Preaching and Publications

Such a devotion must necessarily have been evident in preaching and in the written word. However, it is rather difficult to research the amount of preaching done because we have very little preserved for us except for manus kept in archives. [15] It is appropriate here to point out various homiletic helps published by Oblates as resources for preachers in the course of the liturgical year, helps which grant Saint Joseph his rightful place. Among others, one can mention: Service de l’homilétique, published in French from Saint Paul University, Gottes Wort im Kirchenjahr, in German founded by Father Bernard Willenbrink, as well as The ABC Catechism: a Method of Adult Religious Instruction by Father John W. Mole, in English.

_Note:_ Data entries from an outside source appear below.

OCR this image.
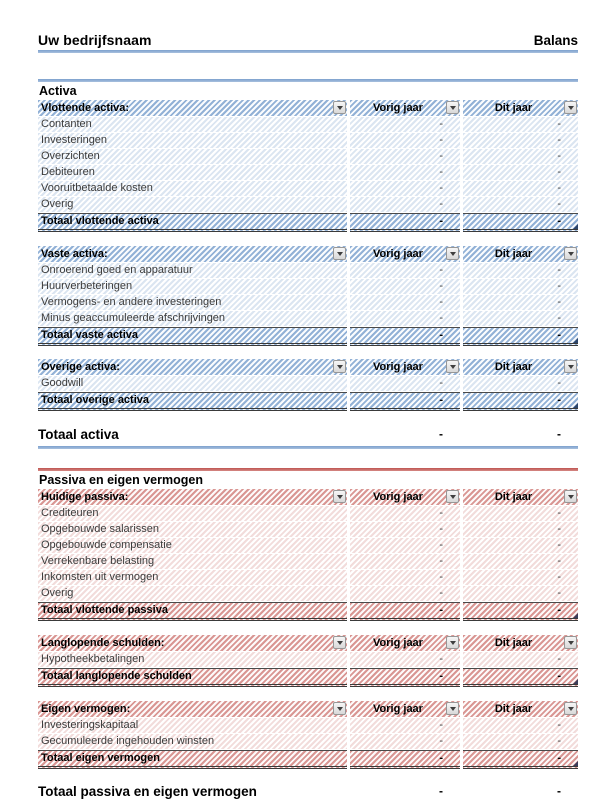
Uw bedrijfsnaam	Balans
Activa
Vlottende activa:	Vorig jaar	Dit jaar
Contanten	-	-
Investeringen	-	-
Overzichten	-	-
Debiteuren	-	-
Vooruitbetaalde kosten	-	-
Overig	-	-
Totaal vlottende activa	-	-
Vaste activa:	Vorig jaar	Dit jaar
Onroerend goed en apparatuur	-	-
Huurverbeteringen	-	-
Vermogens- en andere investeringen	-	-
Minus geaccumuleerde afschrijvingen	-	-
Totaal vaste activa	-	-
Overige activa:	Vorig jaar	Dit jaar
Goodwill	-	-
Totaal overige activa	-	-
Totaal activa	-	-
Passiva en eigen vermogen
Huidige passiva:	Vorig jaar	Dit jaar
Crediteuren	-	-
Opgebouwde salarissen	-	-
Opgebouwde compensatie	-	-
Verrekenbare belasting	-	-
Inkomsten uit vermogen	-	-
Overig	-	-
Totaal vlottende passiva	-	-
Langlopende schulden:	Vorig jaar	Dit jaar
Hypotheekbetalingen	-	-
Totaal langlopende schulden	-	-
Eigen vermogen:	Vorig jaar	Dit jaar
Investeringskapitaal	-	-
Gecumuleerde ingehouden winsten	-	-
Totaal eigen vermogen	-	-
Totaal passiva en eigen vermogen	-	-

Strictly theological or historical works on Saint Joseph published by Oblates are few in number. One can point to various months of devotion to Saint Joseph in the language of the people being evangelized, articles on the veneration of Saint Joseph as well as some chapters on this theme in works of spirituality and books of meditations. But it is especially by means of publications on the popular level, parish bulletins, and annals of pilgrim sites that the desire to spread devotion to Saint Joseph manifest themselves.

After Vatican II

One cannot but notice a certain shift of emphasis in recent years, especially after Vatican II. It was the desire of liturgical reform in particular to center everything on Christ. Veneration for the saints fittingly took a secondary place. A danger does exist, however, to have the liturgy rule everything in such a way that there is no place left for flexible forms of piety. It will take some time to achieve a balance. As Marialis Cultus has reminded us [16], that is true of Marian devotion as well. All the more is this true for devotion to the other saints, even for the great and humble Saint Joseph. Here, once again, the Congregation wants to be an integral part of the Church. Its Christocentric spirituality, inherited from its Father and Founder, is open to all contexts of the life of the Church and of the world.